Member of Parliament, Lok Sabha
- In office 1952–1957
- Succeeded by: Provat Kar
- Constituency: Hooghly, West Bengal
- In office 1963–1971
- Preceded by: Guru Gobinda Basu
- Succeeded by: Somnath Chatterjee
- Constituency: Burdwan, West Bengal

Personal details
- Born: 19 October 1895
- Died: 1971 (aged 75)
- Party: Akhil Bharatiya Hindu Mahasabha (before 1968)
- Spouse: Surumika Devi
- Children: 2 Sons and 3 daughters including Somnath Chatterjee

= Nirmal Chandra Chatterjee =

Indian politician and judge (1895–1971)

Nirmal Chandra Chatterjee (1895-1971/72) was an Indian politician & jurist who served as a judge at the Calcutta High Court & Also was an elected member of Lok Sabha from Bengal. He served as the vice president of the Supreme Court Bar Association, and treasurer of the Bar Association of India. He had also served as a president of the All India Civil Liberties Council, and as vice president of the International Commission of Jurists – Indian Branch.

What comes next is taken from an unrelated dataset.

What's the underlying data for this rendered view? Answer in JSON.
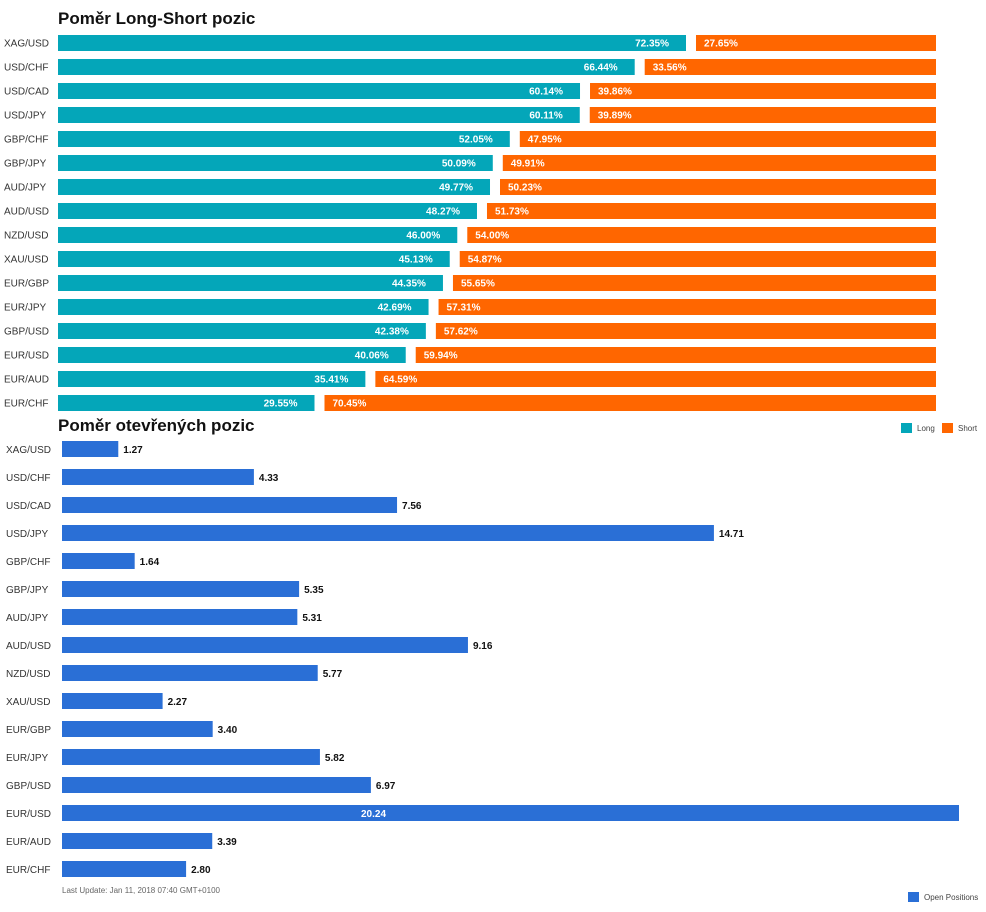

==Early life and education==
He was born on 19 October 1895 in Boinchee, in the Hooghly district to Bholanath Chatterjee. He was educated at the South Suburban School, the Mitra Institution, St. Mary's School, all in Calcutta, before graduating from the Scottish Church College. Subsequently, he studied law at the Hazra Law College of the University of Calcutta, before proceeding on to the Middle Temple, London, and subsequently finishing his academic pursuit at the University College London.

==Career==

He started out as a senior advocate in the Supreme Court of India. He went on to be a judge at the Calcutta High Court. Later he became the vice president of the Supreme Court Bar Association, and treasurer of the Bar Council of India. He had also served as a president of the All India Civil Liberties Council, and as vice president of the International Commission of Jurists – Indian Branch.

He was the President of Bengal Hindu Mahasabha & the Vice President of All India Hindu Mahasabha. He presided over its Gwalior session in 1947. But after partition and assassination of Mahatma Gandhi, he was somewhat disenchanted with party politics. Towards the end of 1947 and early 1948, he felt ill quite frequently and months could not attend his professional work. Doctors advised him that because of the serious attack of epidemic dropsy, he would not be able to lead an active life anymore. At that time, he got an offer for appointment as a Judge of Calcutta High court and he agreed to accept.

He was also a member of the Special Committee on Tibet of the International Commission of Jurists, and a chairman of the Subordinate Legislation Committee of Parliament. He represented India at the Commonwealth Law Conference held in London in 1955. He was a deputy leader of the Indian Lawyers Delegation to the USSR in 1959, and represented India at the International Bar Conference at Salzburg in Austria in 1960 and Commonwealth Law Conference held at Sydney in 1966. He was counsel for India at the Kutch International Tribunal in Geneva.

He was a member of the 1st Lok Sabha (1952–1957) from Hooghly as a Hindu Mahasabha candidate and as an independent candidate for the 3rd Lok Sabha. He also won a bye-poll in 1963 as an independent from Burdwan with CPI support and also the 4th Lok Sabha (1967–1971) when he won again from Burdwan as an independent. He died in 1971.

==Family==
He married Binapani Devi on 30 May 1915, and later became the father of the Marxist leader, Parliamentarian Somnath Chatterjee, a communist leader from Bengal who served as the 14th Speaker of the Lok Sabha from 2004 to 2009.

==Books written by him==
- Company Law
- Awakening of India
- Problems of Jammu and Kashmir
- Comparative Jurisprudence
- Indian Constitutional Law
- Fundamental Rights and Judicial Review
- Emergency and Law

==Other works==
- Indian historical research council.
- Monographs and articles on historical, legal and constitutional topics
- Paper on 'Nationality' at International legal Conference in Delhi in January 1954
- Studies in history, political science, economics, Indology, comparative politics and international law and travelling
- Social activities by helping depressed classes and Harijans, championing civil liberties and rule of law.

==Sports and hobbies==
- Gardening
- President, Bhawanipore Club
- Member, Chelmsford Club Delhi and Calcutta Club.